Si la mort survient, le premier soignant du soldat qui a donné la mort est son chef de groupe qui n’est pas un robot et prend le temps de le soutenir. Quand on est confronté à la mort, on retrouve vite notre colonne vertébrale et on se tourne vers la foi et l’aumônier. Le service de santé met aussi en place des cellules psychologiques. »

Combien y a-t-il de femmes dans une section ? Réponse : il n’est pas bon de féminiser ou de masculiniser à outrance. Il n’y a pas de discrimination positive. On choisit selon les compétences et non pas pour correspondre à un quota. Chacun a sa place et il faut être complémentaire.

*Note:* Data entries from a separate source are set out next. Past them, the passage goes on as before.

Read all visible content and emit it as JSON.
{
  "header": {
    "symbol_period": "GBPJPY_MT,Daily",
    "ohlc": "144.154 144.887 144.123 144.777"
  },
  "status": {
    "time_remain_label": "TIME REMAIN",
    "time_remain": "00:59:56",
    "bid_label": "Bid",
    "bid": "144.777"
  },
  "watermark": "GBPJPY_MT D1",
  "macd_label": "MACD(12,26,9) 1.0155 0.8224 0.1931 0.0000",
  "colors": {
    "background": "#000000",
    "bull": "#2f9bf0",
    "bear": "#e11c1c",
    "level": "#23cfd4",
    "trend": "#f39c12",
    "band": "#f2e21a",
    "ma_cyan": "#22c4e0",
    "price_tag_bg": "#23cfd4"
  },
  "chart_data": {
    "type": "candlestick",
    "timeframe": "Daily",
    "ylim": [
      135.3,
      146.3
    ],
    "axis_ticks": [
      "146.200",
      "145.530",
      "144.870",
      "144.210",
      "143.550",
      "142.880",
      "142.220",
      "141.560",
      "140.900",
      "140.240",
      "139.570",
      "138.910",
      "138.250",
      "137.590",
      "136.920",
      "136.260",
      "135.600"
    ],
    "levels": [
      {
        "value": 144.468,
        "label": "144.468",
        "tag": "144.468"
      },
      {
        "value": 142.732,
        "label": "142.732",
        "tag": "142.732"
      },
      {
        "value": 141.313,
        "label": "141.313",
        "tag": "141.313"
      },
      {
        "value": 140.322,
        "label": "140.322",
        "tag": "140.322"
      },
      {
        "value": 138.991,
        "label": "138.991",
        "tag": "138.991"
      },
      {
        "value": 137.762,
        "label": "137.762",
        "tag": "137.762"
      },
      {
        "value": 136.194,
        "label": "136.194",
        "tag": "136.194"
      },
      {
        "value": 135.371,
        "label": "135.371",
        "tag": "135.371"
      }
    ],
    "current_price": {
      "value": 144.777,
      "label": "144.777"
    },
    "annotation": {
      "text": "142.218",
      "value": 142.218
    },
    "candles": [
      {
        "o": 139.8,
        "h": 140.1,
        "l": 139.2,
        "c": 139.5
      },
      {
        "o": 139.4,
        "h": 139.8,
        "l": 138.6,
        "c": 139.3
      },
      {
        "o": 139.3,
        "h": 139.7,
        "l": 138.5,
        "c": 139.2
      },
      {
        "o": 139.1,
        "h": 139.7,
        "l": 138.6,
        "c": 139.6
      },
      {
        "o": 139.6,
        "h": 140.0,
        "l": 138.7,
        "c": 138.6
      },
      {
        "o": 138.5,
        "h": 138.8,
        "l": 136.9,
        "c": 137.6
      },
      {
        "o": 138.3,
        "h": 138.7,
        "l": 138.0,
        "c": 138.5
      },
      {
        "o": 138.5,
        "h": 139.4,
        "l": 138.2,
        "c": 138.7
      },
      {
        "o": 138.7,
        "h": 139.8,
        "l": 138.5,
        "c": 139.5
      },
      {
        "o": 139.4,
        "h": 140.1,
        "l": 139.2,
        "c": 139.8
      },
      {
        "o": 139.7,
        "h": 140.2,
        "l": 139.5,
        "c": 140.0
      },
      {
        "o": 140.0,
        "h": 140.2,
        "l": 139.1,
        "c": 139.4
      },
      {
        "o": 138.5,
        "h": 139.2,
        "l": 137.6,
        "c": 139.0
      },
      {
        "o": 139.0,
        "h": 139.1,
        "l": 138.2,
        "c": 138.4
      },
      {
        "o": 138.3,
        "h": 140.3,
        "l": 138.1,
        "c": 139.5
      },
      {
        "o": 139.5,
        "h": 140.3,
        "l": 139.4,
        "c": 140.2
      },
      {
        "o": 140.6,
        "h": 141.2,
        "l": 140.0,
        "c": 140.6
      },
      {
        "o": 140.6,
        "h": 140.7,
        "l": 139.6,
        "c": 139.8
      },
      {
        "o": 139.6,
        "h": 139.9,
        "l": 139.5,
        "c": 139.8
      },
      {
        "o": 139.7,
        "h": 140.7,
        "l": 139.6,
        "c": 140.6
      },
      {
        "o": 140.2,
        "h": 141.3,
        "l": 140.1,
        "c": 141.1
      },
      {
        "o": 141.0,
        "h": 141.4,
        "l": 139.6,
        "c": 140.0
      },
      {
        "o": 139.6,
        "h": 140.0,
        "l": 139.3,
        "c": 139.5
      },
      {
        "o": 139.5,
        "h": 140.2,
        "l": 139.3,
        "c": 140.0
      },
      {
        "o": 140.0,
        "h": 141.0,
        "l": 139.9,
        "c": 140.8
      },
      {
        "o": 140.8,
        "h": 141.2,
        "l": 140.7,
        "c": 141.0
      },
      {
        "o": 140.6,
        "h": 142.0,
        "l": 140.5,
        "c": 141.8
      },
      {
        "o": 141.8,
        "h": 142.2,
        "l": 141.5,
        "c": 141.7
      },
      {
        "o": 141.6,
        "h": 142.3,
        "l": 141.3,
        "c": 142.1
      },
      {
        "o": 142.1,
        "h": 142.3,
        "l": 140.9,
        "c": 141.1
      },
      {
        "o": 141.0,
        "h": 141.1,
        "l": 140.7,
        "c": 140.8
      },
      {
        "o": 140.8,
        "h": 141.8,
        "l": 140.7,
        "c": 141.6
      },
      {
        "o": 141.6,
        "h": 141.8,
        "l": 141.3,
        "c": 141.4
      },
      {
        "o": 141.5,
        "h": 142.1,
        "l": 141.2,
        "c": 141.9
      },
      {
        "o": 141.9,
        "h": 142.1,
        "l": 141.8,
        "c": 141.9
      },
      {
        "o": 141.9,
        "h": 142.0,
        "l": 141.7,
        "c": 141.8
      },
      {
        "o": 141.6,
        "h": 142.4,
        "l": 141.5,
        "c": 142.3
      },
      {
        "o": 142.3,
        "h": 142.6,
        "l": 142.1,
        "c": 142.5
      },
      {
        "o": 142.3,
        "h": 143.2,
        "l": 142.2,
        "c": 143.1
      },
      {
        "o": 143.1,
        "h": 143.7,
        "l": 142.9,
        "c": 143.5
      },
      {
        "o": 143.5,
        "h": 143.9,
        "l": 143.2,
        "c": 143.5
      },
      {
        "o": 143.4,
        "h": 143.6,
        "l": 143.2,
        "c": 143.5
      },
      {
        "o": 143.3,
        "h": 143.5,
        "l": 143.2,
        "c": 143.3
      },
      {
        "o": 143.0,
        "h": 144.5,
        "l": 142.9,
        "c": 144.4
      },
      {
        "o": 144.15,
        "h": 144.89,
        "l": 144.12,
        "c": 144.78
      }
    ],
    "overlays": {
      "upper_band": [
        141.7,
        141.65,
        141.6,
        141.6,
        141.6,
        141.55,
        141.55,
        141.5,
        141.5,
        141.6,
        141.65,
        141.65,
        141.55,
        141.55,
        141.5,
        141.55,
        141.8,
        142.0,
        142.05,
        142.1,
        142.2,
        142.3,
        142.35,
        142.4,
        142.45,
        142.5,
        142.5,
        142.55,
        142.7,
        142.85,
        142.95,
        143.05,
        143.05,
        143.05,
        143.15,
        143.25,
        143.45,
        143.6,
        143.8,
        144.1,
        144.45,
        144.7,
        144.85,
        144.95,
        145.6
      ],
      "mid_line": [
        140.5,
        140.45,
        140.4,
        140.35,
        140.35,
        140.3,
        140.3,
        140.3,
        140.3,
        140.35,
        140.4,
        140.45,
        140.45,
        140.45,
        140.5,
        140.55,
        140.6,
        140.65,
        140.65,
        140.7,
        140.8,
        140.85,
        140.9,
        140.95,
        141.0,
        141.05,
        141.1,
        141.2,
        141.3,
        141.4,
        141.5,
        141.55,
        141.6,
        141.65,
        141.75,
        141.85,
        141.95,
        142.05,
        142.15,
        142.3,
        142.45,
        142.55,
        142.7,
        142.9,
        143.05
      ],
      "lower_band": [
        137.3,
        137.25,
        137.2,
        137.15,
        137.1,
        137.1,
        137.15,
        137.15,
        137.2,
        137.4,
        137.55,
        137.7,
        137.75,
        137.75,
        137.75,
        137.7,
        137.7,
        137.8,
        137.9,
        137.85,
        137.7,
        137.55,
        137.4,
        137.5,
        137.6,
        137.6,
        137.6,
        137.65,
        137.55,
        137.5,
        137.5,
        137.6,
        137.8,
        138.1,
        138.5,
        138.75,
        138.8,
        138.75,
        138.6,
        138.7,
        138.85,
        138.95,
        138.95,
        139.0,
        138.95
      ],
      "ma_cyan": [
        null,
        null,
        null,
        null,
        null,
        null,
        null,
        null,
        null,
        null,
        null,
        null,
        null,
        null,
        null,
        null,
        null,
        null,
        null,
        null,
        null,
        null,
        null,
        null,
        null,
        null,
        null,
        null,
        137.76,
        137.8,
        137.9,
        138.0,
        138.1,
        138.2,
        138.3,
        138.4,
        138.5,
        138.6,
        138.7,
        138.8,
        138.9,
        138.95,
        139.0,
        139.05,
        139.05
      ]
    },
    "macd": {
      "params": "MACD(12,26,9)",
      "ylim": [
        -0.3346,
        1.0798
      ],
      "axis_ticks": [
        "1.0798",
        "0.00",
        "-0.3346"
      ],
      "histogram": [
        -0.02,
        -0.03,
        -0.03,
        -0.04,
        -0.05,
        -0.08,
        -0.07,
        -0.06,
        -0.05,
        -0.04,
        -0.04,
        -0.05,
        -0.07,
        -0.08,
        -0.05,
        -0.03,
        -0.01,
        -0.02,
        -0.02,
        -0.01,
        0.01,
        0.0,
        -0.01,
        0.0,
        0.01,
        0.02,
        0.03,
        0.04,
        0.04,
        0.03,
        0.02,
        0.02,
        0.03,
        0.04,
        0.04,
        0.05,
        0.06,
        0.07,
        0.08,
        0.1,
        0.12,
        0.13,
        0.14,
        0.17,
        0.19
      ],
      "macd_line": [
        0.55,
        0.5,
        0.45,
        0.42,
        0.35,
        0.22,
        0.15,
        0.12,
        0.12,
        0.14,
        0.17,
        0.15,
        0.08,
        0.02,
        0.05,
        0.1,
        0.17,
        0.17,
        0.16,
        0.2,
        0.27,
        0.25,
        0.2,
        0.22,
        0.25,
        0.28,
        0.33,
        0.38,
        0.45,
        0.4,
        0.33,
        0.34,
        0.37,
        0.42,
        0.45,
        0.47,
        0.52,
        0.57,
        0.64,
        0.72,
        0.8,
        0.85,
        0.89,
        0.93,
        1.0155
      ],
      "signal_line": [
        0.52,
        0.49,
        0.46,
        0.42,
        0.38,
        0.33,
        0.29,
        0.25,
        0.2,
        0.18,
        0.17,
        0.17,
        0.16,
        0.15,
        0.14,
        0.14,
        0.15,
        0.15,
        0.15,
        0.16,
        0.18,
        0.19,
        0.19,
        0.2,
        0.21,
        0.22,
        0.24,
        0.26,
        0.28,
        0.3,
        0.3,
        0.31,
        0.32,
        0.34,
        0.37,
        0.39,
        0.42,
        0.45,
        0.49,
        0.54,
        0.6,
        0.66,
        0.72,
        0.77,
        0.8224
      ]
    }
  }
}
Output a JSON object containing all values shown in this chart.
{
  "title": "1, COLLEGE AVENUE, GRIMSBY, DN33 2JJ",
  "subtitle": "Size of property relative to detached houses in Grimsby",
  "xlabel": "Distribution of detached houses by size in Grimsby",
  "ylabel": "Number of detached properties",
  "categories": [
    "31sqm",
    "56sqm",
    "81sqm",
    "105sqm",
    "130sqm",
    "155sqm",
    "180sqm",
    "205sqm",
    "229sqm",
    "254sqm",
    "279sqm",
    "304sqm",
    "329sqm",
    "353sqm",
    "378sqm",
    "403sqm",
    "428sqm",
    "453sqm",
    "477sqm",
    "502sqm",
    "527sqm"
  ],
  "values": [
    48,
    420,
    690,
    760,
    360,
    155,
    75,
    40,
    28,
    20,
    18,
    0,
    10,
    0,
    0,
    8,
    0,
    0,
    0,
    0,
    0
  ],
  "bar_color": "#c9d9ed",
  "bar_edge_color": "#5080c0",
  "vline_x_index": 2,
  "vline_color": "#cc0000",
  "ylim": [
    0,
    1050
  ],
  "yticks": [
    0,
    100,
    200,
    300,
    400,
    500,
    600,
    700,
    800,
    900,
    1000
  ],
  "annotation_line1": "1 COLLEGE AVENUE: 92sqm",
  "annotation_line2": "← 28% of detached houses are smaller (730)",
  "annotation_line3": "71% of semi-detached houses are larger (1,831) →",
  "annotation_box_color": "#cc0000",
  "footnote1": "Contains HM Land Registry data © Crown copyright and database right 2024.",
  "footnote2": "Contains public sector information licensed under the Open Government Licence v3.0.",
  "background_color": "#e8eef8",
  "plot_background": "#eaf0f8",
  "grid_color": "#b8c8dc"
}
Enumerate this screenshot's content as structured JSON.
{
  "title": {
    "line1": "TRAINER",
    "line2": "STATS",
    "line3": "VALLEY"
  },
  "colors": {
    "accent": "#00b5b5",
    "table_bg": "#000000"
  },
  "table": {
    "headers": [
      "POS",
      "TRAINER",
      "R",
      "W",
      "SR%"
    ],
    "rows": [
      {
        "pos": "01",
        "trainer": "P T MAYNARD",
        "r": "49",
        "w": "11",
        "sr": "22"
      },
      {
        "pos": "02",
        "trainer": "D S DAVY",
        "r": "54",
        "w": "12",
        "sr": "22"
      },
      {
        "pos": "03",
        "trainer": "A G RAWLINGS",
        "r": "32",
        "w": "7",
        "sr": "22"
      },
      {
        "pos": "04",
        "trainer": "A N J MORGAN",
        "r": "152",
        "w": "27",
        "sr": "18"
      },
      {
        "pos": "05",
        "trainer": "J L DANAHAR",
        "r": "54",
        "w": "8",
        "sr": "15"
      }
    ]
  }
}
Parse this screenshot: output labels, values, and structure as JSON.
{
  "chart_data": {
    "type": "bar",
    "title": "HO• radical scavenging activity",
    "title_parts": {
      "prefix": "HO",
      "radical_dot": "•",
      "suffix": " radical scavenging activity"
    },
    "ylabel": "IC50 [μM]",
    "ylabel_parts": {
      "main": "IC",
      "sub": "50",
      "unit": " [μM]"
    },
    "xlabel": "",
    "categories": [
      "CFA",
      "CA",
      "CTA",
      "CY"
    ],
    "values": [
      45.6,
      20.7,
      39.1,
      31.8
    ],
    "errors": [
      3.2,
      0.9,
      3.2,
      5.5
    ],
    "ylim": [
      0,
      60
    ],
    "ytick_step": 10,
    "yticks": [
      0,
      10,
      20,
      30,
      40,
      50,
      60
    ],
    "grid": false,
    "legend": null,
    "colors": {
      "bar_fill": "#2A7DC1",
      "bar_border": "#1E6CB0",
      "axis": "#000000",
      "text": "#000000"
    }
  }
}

On dit que l’armée est politiquement à l’extrême droite, restez-vous fraternel ? Réponse : l’armée est le reflet de la société et il y a tous les points de vue, mais il y a des gens qui parlent plus fort que d’autres ! D’une façon générale, on doit apprendre sur l’autre et ne pas le ramener à ce que l’on croit savoir de lui.

Une autre question portait sur l’autorité, les relations hiérarchiques. Réponse : le but de l’autorité est de tirer vers le haut, pas de donner un coup de pied à un chien. On respecte les personnes. Il y a quatre choses à vivre pour avoir de l’autorité : de la compétence, du respect, du courage et de l’exemplarité. L’ordre donné doit aussi faire sens, être cohérent. Les relations doivent être bonnes entre le chef et ses hommes car elles sont indispensables au bon fonctionnement.
Peut-on refuser de partir en mission ? Réponse : oui, si c’est argumenté. Et que se passe-t-il dans le cas du refus d’un ordre ? « Tout dépend de l’urgence. Les ordres sont donnés pour être légitimes. Si on a fait une erreur, on se doit d’être humble, de le reconnaître et demander pardon. »

La société a tendance à déshumaniser l’armée, qu’en pensez-vous ? L’armée est humaine et ne faiblira pas dans sa dimension humaine qui est au cœur de son instruction et du commandement. Elle reste un repère d’humanisme.
Si vous avez peur, que faites-vous ? Je me réfère à ma religion : un Dieu au-dessus de moi. Ce Dieu veille sur moi. J’essaye de rencontrer des gens qui ne vont pas me décourager.

Comment vit votre famille quand vous partez en opérations extérieures ? Quand on a été absent quatre ou six mois et qu’on revient et que c’est la mère de famille qui a dû tout gérer en notre absence, il faut être diplomate, attentif, répond le lieutenant-colonel Berringer qui est marié et père de six garçons.
Que pensez-vous de cette phrase de Jésus : si on te frappe sur la joue gauche, tend la joue droite ?
« La force n’est pas la solution à tout. On se doit si cette violence n’est pas méritée de protester. Jésus veut des hommes debout. »

Votre souvenir le plus marquant ?
Lieutenant-Colonel Berringer : « J’en retiendrai deux : ma passation de commandement avec mon épouse à côté de moi : un moment de conciliation de vie familiale et de vie professionnelle. Et la bénédiction de nos casoars au monastère du Baroux ».
Lieutenant Omar Sylla : « La manière dont je suis accueilli dans les régiments, la fraternité ».